A Justiça Federal condenou os municípios de Monção e Cajari, no Maranhão, por danos ambientais causados pela exploração mineral irregular em uma área de assentamento. A decisão atende a um pedido do Ministério Público Federal (MPF), com base em laudo pericial da Polícia Federal que comprovou a degradação ambiental na região.
De acordo com a perícia, houve retirada ilegal de argila e piçarra utilizadas na recuperação de estradas vicinais, resultando na supressão total da vegetação e na remoção da camada fértil do solo. A área ficou exposta, com o substrato rochoso à mostra, o que impede a regeneração natural.
Imagens de satélite analisadas no processo apontaram que a degradação se agravou ao longo dos anos, com avanço significativo a partir de 2013 e novas intervenções registradas em 2019 e 2020, períodos que coincidem com denúncias e ações de fiscalização.
As investigações também confirmaram que a atividade ocorreu sem autorização da Agência Nacional de Mineração (ANM) e fora das áreas permitidas pela Secretaria de Estado de Meio Ambiente (Sema), caracterizando a ilegalidade da exploração.
Na decisão, a Justiça reconheceu a responsabilidade solidária dos dois municípios, destacando que ambos participaram ou se beneficiaram diretamente da atividade irregular. A sentença determina que as prefeituras apresentem, no prazo de 90 dias, um Plano de Recuperação de Área Degradada (PRAD). Após a aprovação, as ações de recuperação deverão ser iniciadas em até 30 dias.

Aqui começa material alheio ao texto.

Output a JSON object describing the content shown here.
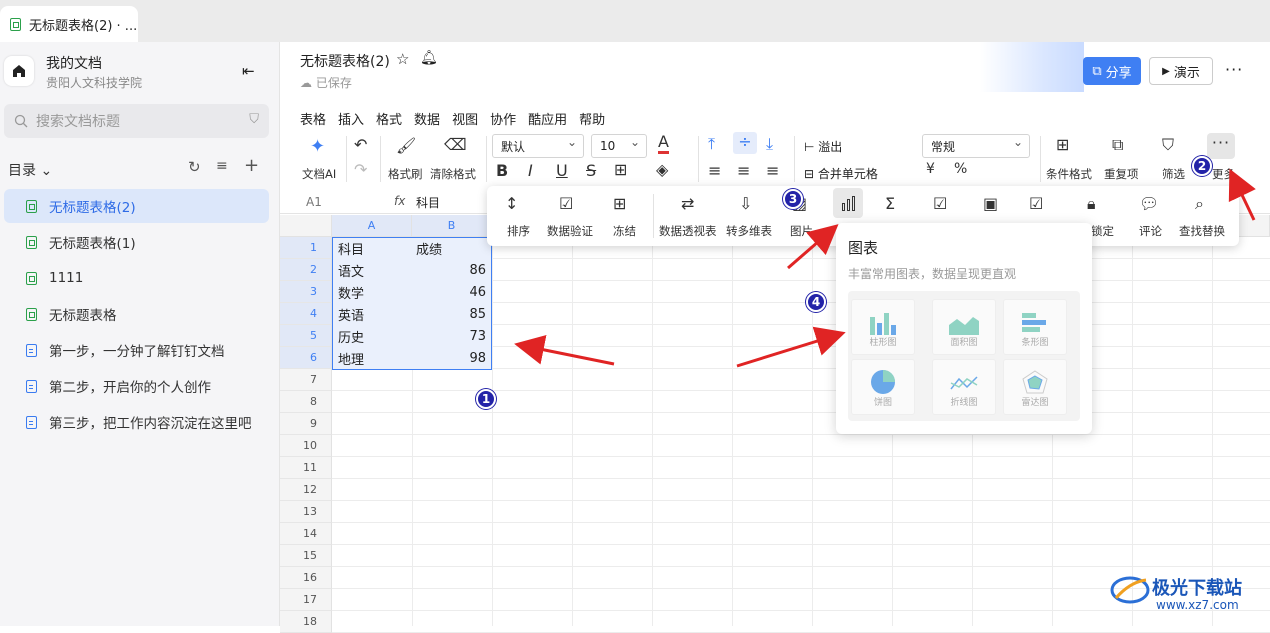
{
  "tab": {
    "title": "无标题表格(2) · ..."
  },
  "sidebar": {
    "title": "我的文档",
    "subtitle": "贵阳人文科技学院",
    "search_placeholder": "搜索文档标题",
    "toc_label": "目录",
    "items": [
      {
        "label": "无标题表格(2)",
        "type": "sheet"
      },
      {
        "label": "无标题表格(1)",
        "type": "sheet"
      },
      {
        "label": "1111",
        "type": "sheet"
      },
      {
        "label": "无标题表格",
        "type": "sheet"
      },
      {
        "label": "第一步，一分钟了解钉钉文档",
        "type": "doc"
      },
      {
        "label": "第二步，开启你的个人创作",
        "type": "doc"
      },
      {
        "label": "第三步，把工作内容沉淀在这里吧",
        "type": "doc"
      }
    ]
  },
  "header": {
    "doc_title": "无标题表格(2)",
    "saved": "已保存",
    "share": "分享",
    "present": "演示",
    "more": "···"
  },
  "menu": [
    "表格",
    "插入",
    "格式",
    "数据",
    "视图",
    "协作",
    "酷应用",
    "帮助"
  ],
  "toolbar": {
    "ai": "文档AI",
    "format_painter": "格式刷",
    "clear_format": "清除格式",
    "font": "默认",
    "size": "10",
    "overflow": "溢出",
    "merge": "合并单元格",
    "number_format": "常规",
    "conditional": "条件格式",
    "duplicate": "重复项",
    "filter": "筛选",
    "more": "更多",
    "pct": "%",
    "currency": "¥"
  },
  "formula_bar": {
    "cell_ref": "A1",
    "fx": "fx",
    "content": "科目"
  },
  "more_popup": {
    "items": [
      "排序",
      "数据验证",
      "冻结",
      "数据透视表",
      "转多维表",
      "图片",
      "锁定",
      "评论",
      "查找替换"
    ]
  },
  "chart_popup": {
    "title": "图表",
    "subtitle": "丰富常用图表，数据呈现更直观",
    "types": [
      "柱形图",
      "面积图",
      "条形图",
      "饼图",
      "折线图",
      "雷达图"
    ]
  },
  "sheet": {
    "columns": [
      "A",
      "B"
    ],
    "rows": [
      {
        "n": "1",
        "a": "科目",
        "b": "成绩"
      },
      {
        "n": "2",
        "a": "语文",
        "b": "86"
      },
      {
        "n": "3",
        "a": "数学",
        "b": "46"
      },
      {
        "n": "4",
        "a": "英语",
        "b": "85"
      },
      {
        "n": "5",
        "a": "历史",
        "b": "73"
      },
      {
        "n": "6",
        "a": "地理",
        "b": "98"
      }
    ],
    "empty_rows": [
      "7",
      "8",
      "9",
      "10",
      "11",
      "12",
      "13",
      "14",
      "15",
      "16",
      "17",
      "18"
    ]
  },
  "badges": [
    "1",
    "2",
    "3",
    "4"
  ],
  "watermark": {
    "name": "极光下载站",
    "url": "www.xz7.com"
  },
  "colors": {
    "accent": "#3f7ff3",
    "selection": "#dce7fa",
    "arrow": "#e02424",
    "badge": "#2323a8"
  }
}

Além disso, os municípios foram condenados ao pagamento de uma indenização mínima de R$ 180,6 mil, valor que inclui tanto os danos ambientais quanto o ressarcimento pela extração ilegal de minério, recurso pertencente à União. O montante será destinado ao Fundo de Defesa de Direitos Difusos.
Segundo o processo, a exploração ocorreu em área de assentamento onde o desmatamento é proibido, com uso de maquinário fornecido pelas prefeituras. A perícia estima que mais de três mil metros cúbicos de minério foram extraídos sem autorização.
Apesar de alegarem desconhecimento e ausência de responsabilidade, os municípios tiveram a tese rejeitada pela Justiça. O entendimento segue a jurisprudência do Superior Tribunal de Justiça (STJ), que prevê a responsabilização de todos os envolvidos ou beneficiados por atividades que causem degradação ambiental.